Ein Detail wird oft unterschätzt: Ein Port ist robust, aber nicht wartungsfrei. Damit er zuverlässig bleibt, braucht er kontrollierte Handhabung und eine saubere Routine, und genau das schützt später vor unnötigen Problemen.
Welche Risiken ich offen anspreche
Ein Port ist ein kleiner Eingriff, aber eben kein risikofreies Verfahren. Die wichtigsten Probleme sind Infektionen, Thrombosen, ein verstopfter oder undichter Katheter und - je nach Zugangsweg - selten eine Verletzung des Lungenfells. Gerade deshalb sollte ein Port nur unter sterilen Bedingungen und von geschultem Personal versorgt werden.
- Fieber oder Schüttelfrost
- Rötung, Überwärmung oder Schwellung im Bereich der Wunde
- neu auftretender Schmerz oder Druckgefühl am Port
- Probleme beim Spülen oder bei der Infusion
- Atemnot oder Brustschmerz nach dem Eingriff
Viele dieser Probleme sind behandelbar, aber Zeit ist wichtig. Wer Warnzeichen ernst nimmt, verhindert oft, dass aus einer Kleinigkeit ein Therapieabbruch wird.
Was ich vor dem Termin noch klären würde
Vor dem Eingriff würde ich drei Dinge sauber festziehen: auf welcher Seite der Port geplant ist, wann er voraussichtlich erstmals genutzt wird und wer ihn später spült oder entfernt. Wer bereits eine Operation, Bestrahlung oder Narben im Brustbereich hatte, sollte das unbedingt vorab ansprechen, weil genau diese Details die Lage verändern können.

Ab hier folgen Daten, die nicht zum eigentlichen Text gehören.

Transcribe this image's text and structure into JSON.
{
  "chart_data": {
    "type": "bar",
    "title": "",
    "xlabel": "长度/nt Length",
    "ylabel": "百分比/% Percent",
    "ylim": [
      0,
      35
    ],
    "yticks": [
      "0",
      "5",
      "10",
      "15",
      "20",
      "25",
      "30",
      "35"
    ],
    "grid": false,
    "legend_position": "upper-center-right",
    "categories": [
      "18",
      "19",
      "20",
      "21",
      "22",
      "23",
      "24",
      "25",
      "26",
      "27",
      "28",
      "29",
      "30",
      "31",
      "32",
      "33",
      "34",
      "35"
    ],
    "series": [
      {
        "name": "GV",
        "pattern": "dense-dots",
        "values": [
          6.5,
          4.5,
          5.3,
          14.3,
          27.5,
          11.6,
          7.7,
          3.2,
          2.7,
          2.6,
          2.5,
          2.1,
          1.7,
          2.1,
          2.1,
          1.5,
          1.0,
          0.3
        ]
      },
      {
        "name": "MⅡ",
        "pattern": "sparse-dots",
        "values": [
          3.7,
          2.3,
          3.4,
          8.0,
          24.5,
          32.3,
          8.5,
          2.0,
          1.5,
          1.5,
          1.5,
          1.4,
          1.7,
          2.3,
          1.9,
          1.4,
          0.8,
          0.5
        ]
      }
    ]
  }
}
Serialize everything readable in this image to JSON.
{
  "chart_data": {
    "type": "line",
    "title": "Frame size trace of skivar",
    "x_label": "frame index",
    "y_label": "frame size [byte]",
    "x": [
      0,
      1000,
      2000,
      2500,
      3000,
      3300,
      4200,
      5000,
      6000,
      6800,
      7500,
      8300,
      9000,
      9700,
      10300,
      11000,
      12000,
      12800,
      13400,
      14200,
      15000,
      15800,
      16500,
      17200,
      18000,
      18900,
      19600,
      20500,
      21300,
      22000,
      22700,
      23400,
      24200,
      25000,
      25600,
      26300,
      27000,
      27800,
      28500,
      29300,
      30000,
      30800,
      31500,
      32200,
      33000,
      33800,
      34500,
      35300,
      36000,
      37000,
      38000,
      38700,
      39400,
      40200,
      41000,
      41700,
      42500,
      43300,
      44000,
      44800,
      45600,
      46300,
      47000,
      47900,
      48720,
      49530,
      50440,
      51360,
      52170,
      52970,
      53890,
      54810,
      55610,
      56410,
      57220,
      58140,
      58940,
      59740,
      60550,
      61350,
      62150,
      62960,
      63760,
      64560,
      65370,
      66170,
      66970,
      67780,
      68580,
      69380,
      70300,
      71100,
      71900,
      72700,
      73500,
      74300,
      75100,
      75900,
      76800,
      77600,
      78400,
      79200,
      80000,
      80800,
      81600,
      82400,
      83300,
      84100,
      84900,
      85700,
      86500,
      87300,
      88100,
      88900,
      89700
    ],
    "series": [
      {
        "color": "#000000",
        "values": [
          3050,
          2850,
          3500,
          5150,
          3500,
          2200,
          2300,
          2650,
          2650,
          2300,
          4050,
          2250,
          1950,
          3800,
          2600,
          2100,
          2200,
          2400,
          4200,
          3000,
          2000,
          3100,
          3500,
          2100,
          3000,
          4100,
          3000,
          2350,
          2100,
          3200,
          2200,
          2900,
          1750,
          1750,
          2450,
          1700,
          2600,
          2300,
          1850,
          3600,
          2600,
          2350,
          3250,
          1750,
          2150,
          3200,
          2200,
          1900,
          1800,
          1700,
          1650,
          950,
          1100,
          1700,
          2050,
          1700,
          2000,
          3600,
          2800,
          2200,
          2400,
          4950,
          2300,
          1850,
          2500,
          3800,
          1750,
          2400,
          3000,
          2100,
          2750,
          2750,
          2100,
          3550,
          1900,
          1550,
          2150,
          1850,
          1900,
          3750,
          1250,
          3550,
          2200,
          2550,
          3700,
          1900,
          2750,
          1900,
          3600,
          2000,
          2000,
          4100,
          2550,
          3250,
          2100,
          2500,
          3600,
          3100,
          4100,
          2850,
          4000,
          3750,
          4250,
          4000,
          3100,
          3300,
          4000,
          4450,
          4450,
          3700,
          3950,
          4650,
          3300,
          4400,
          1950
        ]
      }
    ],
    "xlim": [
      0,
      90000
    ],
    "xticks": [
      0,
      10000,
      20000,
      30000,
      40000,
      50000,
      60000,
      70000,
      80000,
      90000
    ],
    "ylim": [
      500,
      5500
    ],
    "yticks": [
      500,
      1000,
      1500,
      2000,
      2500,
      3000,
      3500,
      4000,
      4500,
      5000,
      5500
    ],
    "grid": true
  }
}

- Ist ein Brustport oder ein Armport in meiner Situation realistischer?
- Passt die Lage zu geplanten Operationen oder Bestrahlungsfeldern?
- Wann darf der Port erstmals verwendet werden?
So wird aus der Frage, wo ein Port gelegt wird, eine konkrete medizinische Entscheidung statt nur eine technische Detailfrage. Für viele Betroffene ist genau das der Punkt, an dem Krebstherapie planbarer und im Alltag deutlich leichter wird.